For now, I don’t want to go too deeply into the legal issues at play; this post from Nicholas Bagley explains it all. The short version is that the administration is refusing to defend the ACA in court, even though it’s standard practice for the Justice Department to defend laws even when they don’t agree with them. Jonathan Cohn summarizes the position they’re taking, particularly with regard to pre-existing conditions:

The lawsuit’s key argument is that Congress intended for the pre-existing condition protections to work in tandem with the law’s individual mandate, the provision that people have insurance or pay a penalty.
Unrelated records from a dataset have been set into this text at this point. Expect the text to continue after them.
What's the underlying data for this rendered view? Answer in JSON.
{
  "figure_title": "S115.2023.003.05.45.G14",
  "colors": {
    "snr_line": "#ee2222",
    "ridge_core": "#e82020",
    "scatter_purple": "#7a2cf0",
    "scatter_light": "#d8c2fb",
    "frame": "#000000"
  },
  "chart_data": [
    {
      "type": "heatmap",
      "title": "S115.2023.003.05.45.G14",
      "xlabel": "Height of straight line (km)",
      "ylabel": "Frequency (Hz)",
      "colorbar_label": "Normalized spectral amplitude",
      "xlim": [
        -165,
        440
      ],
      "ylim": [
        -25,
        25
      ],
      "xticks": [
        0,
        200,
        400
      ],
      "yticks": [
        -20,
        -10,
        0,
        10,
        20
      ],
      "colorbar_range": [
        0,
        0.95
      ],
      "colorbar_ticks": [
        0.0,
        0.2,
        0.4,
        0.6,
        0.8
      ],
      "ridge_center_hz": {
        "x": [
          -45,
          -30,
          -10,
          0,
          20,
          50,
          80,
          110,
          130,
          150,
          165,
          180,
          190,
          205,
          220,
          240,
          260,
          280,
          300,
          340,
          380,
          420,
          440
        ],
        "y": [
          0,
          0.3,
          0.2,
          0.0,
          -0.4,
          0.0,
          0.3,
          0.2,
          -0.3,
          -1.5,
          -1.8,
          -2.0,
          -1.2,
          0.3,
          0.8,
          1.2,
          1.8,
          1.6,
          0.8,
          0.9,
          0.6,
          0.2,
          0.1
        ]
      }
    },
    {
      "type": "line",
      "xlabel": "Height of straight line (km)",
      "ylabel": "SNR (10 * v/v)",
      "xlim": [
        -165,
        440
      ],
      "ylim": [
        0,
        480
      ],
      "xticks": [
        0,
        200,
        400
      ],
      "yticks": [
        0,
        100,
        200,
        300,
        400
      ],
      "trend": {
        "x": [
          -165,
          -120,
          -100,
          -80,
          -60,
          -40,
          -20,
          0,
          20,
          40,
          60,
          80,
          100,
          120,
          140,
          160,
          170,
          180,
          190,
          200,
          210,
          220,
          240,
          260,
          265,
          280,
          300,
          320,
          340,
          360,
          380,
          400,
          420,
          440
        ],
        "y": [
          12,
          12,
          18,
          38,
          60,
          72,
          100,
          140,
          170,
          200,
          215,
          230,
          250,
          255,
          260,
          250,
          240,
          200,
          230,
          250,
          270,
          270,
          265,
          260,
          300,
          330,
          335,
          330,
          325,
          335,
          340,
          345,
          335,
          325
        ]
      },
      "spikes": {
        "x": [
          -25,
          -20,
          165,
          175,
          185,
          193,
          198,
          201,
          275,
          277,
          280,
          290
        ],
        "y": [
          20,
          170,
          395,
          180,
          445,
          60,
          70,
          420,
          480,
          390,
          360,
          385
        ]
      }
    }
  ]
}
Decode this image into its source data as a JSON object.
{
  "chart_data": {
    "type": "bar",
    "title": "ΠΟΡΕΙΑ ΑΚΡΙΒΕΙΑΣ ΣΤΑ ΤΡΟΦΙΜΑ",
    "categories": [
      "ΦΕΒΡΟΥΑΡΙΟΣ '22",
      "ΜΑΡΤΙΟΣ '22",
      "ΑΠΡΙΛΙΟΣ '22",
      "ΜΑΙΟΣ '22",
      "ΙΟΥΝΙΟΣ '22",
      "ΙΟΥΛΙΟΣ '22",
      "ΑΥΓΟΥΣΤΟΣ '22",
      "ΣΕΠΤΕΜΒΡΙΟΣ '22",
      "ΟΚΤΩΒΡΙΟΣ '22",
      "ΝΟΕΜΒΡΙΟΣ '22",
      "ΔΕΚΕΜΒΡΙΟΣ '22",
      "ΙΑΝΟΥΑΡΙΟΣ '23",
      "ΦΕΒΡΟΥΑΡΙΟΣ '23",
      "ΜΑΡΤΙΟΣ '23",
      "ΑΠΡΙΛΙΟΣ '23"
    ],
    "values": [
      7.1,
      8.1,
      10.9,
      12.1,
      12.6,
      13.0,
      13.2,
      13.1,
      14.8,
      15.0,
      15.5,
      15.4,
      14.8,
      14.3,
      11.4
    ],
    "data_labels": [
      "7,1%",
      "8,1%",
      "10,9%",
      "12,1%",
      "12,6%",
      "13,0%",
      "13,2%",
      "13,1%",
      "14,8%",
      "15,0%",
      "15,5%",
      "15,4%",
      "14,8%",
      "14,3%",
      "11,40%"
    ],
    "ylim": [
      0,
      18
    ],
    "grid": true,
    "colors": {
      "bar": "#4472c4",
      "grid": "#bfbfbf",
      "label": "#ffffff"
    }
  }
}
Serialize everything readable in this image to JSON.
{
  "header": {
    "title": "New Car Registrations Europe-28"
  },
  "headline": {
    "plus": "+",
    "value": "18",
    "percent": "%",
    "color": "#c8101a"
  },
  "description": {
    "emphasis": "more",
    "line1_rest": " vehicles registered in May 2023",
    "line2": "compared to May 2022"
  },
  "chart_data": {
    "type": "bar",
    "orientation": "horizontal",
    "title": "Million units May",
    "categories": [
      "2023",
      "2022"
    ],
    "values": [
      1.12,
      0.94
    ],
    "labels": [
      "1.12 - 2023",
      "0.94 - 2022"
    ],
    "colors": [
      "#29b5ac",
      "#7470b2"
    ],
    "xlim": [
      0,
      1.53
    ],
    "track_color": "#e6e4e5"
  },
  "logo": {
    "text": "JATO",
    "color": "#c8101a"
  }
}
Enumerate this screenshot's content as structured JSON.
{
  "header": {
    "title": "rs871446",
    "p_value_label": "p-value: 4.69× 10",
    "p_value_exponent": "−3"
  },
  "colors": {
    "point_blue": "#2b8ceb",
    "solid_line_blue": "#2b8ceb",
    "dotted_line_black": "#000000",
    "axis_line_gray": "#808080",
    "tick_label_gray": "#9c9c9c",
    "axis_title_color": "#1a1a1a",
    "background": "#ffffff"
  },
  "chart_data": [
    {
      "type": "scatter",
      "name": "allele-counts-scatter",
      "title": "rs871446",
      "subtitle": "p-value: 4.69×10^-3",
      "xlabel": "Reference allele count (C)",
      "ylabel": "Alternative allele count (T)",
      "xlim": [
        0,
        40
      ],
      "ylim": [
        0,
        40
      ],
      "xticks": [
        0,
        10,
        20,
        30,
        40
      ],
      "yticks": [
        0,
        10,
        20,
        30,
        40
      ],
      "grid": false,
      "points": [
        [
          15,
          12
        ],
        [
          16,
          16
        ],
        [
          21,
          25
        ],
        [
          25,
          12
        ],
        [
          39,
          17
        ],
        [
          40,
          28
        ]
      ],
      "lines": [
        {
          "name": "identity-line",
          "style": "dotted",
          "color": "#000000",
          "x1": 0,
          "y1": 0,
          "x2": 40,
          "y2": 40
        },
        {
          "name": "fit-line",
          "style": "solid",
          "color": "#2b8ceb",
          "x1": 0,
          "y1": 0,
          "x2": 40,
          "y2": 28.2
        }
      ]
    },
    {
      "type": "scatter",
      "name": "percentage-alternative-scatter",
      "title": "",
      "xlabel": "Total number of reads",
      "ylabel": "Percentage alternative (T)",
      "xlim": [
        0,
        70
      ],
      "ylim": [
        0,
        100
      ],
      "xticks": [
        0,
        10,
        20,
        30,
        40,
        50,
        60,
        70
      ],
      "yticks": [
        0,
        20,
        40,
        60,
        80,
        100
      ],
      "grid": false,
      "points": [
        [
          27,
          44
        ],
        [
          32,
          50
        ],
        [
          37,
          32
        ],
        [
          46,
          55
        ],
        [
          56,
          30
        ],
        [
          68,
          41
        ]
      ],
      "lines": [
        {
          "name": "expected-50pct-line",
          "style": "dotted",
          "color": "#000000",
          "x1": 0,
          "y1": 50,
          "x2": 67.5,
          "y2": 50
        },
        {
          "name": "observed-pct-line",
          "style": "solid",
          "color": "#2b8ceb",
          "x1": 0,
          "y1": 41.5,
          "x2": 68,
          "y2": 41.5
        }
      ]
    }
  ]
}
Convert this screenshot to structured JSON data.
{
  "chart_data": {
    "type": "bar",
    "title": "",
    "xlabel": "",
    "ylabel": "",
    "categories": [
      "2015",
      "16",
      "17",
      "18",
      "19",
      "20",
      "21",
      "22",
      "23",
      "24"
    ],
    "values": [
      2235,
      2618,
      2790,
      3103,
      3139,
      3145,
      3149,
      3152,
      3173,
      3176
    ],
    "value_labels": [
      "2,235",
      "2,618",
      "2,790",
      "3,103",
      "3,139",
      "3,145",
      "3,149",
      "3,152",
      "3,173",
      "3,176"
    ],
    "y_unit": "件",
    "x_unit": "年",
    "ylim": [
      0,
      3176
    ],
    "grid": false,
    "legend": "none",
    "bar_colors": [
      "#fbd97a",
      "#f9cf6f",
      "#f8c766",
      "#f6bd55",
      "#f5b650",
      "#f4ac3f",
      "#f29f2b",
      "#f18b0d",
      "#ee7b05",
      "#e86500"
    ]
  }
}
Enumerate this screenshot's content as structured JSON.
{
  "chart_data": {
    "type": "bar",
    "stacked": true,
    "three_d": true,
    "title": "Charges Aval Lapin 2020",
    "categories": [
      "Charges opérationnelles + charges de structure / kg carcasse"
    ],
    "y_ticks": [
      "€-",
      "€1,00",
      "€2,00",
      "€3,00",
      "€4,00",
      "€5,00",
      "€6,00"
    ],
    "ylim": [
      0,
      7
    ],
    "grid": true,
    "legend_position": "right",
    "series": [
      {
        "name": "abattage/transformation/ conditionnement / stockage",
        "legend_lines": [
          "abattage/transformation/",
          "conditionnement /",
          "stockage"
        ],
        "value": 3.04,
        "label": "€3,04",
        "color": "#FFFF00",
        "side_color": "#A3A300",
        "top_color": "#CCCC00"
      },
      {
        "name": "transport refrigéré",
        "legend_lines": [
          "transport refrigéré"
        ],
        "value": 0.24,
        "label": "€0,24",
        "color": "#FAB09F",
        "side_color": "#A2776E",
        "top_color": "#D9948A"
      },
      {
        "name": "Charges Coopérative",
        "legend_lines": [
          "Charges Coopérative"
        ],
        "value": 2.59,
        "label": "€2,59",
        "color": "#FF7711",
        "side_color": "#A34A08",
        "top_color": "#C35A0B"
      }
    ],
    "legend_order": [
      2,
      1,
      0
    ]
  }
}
Now that Congress has decided to zero out the penalty, as Republicans did last year as part of the 2017 tax cut, the pre-existing conditions have to go, too.

That would mean insurers would no longer be subject to “guaranteed issue” (a requirement that they sell policies to anybody, regardless of medical status) or “community rating” (a prohibition on charging higher premiums to people with pre-existing conditions).

Most legal scholars seem to think this suit is unlikely to succeed. But take a moment to marvel at the position the administration has taken: They think insurance companies should once again be able to deny you coverage or charge you outrageous premiums because you have a pre-existing condition.

If Democrats don’t repeat that sentence a thousand times a day between now and November, they’re nuts.

Indeed, polls have shown over and over again that the policy issue most on voters’ minds right now is health care. In Virginia’s 2017 elections, for instance, exit polls showed health care far and away the most important issue for voters, and those who said it was their top issue picked Democrat Ralph Northam over Republican Ed Gillespie in the governor’s race by a margin of 77-22 percent. A recent HuffPost/YouGov poll also found that health care is voters’ top issue. As much as president Trump may dominate the headlines, the increasing cost of care is weighing heavily on voters.

And now, the Trump administration has told the public that they want to make things much, much worse. Not only may health insurance continue getting less affordable, they even want to take away the pre-existing conditions protection you now enjoy, all while they’re working hard to destabilize the private insurance market.

So they have an absurd legal theory in this case, no policy theory of how what they’re doing will actually make things better, and no political theory about how this will help them.

What happens now? Democrats will gleefully hammer away on Republicans for doing this. Which will make it more likely that the Democrats will take back the House and/or the Senate. It will also make it more likely that they take back the White House in two years. If they do, they’ll conclude, not unreasonably, that they have a mandate to pursue sweeping health care reform. Support for universal coverage in one form or another has all but become dogma in the Democratic Party, and no presidential contender is going to propose modest, technocratic changes to the system. That day is behind us. They’ll be advocating bold, ambitious plans that would radically increase government’s role in the provision of health insurance.

If they succeed, it will be in no small part because Republicans made voters so disgusted with the existing health care system and afraid for their own health security that they’re willing to support radical change.

There’s an old Marxist idea that sometimes you need to “heighten the contradictions,” making the problems of the current system even worse so you can more quickly bring about the revolution that will replace that system with something better. If you didn’t know better, you’d think that today’s Republican Party is doing just that on the issue of health care, in the service of exactly the kind of big-government universal program they claim to despise.

Republicans seem determined not only to make American health care more inefficient and cruel in every way they can think of, but to do it while making themselves as unpopular as possible. That could both bring about the political victory of their enemies the Democrats, and create the conditions for those Democrats to pass a universal coverage program. It’s quite an extraordinary strategy.